A publicidade nas plataformas digitais de apostas esportivas de jogos de azar online, as bets, tornou-se uma preocupação dos defensores públicos que vêm lidando com casos de superendividamento e de acesso à saúde entre a população de baixa renda. Esse tema foi debatido esta semana no Senado Federal, onde foi defendido que as plataformas digitais de jogos sofram as mesmas restrições da publicidade do cigarro, proibida desde 2000.
Nós chegamos tão rápido assim ao fundo do poço nesse tema endividamento por jogos online?
Estamos bem preocupados com esse tema, porque tem uma expansão muito desenfreada da questão das bets e temos pesquisas que apontam que a população mais vulnerável é mais sensível ao tema e tem sofrido maiores prejuízos. Tanto se a gente pensar em crianças, adolescentes, idosos, como mulheres vítimas de violência doméstica. Além disso, a prática atinge de maneira mais forte as pessoas que têm a menor renda familiar. Então, isso é um tema que tem chegado muito às defensorias públicas como um tema que atinge pessoas vulneráveis de maneira muito desproporcional.
Acredita que esse primeiro enfrentamento deva partir pela publicidade?
Eu acredito que sim. A gente até discutiu na audiência pública que talvez o mundo ideal fosse a proibição total das bets.

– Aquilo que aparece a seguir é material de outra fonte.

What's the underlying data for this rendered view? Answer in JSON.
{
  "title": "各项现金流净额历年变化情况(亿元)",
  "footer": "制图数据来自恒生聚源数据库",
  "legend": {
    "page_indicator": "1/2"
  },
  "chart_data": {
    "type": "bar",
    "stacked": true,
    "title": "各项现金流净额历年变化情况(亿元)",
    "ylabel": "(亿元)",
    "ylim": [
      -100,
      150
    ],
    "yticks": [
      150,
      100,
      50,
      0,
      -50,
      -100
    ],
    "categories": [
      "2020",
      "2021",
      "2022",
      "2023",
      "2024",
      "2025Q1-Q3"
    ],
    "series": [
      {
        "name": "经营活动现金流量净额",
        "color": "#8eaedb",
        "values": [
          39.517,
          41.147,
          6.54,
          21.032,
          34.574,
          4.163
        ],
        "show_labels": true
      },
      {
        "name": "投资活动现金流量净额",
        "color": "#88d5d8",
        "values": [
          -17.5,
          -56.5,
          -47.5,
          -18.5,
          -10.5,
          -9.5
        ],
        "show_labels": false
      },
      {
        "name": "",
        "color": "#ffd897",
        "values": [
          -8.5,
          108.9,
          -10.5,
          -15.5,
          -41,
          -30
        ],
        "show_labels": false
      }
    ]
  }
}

Mas, assim como a questão dos cigarros e bebidas alcoólicas, talvez haja uma dificuldade política de fazer esse debate agora e chegar a uma medida dessa restrição. Então, no campo da publicidade, a gente já tem algumas normativas nacionais e internacionais que orientam a proteção a pessoas vulneráveis. Se pensarmos em crianças e adolescentes, se a gente restringe a publicidade em alguns horários, não voltada à faixa etária, talvez não envolvendo times de futebol, a gente consegue evitar ou reduzir a influência que esse tema tem causado neste grupo. Isso gera um descontrole e um impacto nas finanças, que atinge até questões básicas, como pagar aluguel, como comprar comida para casa. Tem-se uma preocupação que, quando chega na defensoria pública, já são situações aí que o indivíduo está num patamar que compromete a sobrevivência das famílias ou o comportamento do familiar. Com um certo nível de dependência, a pessoa começa a vender coisas de casa, deixar de comprar o leite, situações de violência doméstica aumentando, então já são situações que a gente não consegue chegar na prevenção, na educação e na orientação.
O governo e os órgãos reguladores, de certa forma, não estão ainda se omitindo ao tema?
Em um período muito curto, isso atingiu um nível muito alarmante e que, de fato, o governo, o Congresso, precisa enfrentar, saber como vai colocar esses limites no sentido de proteger as pessoas. Porque eu acho que, quando você vê o seu time de futebol, o seu jogador no campo, com a camiseta, com o nome das bets, atrai. Diferente de outros jogos, ou outras dependências, em que a pessoa precisa sair de casa ou de um intermediário, o celular está ali. Às vezes se começa a apostar em uma crença de que isso vai resolver a situação financeira familiar. A propaganda tem esse sentido de “ganhe dinheiro, resolva os seus problemas com aposta”. E isso gera um ciclo de endividamento que é muito complicado.
Essa publicidade que é quase escondida, se torna mais danosa na sua avaliação?
Eu acho que a rede social traz essa coisa íntima, é o influenciador falando com você. E é algo que não tem um aspecto social; você não divulga no seu grupo que você joga, mas o seu influencer está ali dizendo: ‘Aposte agora, quanto você apostar, você vai ganhar X vezes mais, é a sua chance, vamos lá’. O cigarro não tinha isso, do tipo ‘você fumou muito e desenvolveu uma doença, fume mais’. A gente nunca teve isso. Agora você tem influenciadores mirins falando de jogo. Então, se você consegue de alguma forma limitar isso por faixa etária, por horário, público-alvo, você consegue, no mínimo, ali ter uma proteção. Talvez não seja possível proibir, mas você tem que pensar que você tem um regulamento todo, uma normativa aí nacional que protege crianças, que protege pessoas que precisam aí de ter essa limitação mínima da publicidade.
O que fazer para combater?
Estamos de fato preocupados, mas acho que, para além da publicidade, a gente precisa pensar em uma linha de orientação, de educação, que eu acho que talvez o jogo traga novos desafios de como acessar as pessoas sobre esse tema. Há muitos anos atrás, quando a gente discutia a dependência de álcool e outras drogas, existia um senso comum de que era uma questão de caráter, hoje já está posto que é um tema de saúde pública. A gente precisa enfrentar isso a partir desse viés e não de um viés simplesmente repressivo ou de segurança pública. Com as bets, a gente precisa fazer a pessoa que joga e a família verem como um problema de saúde.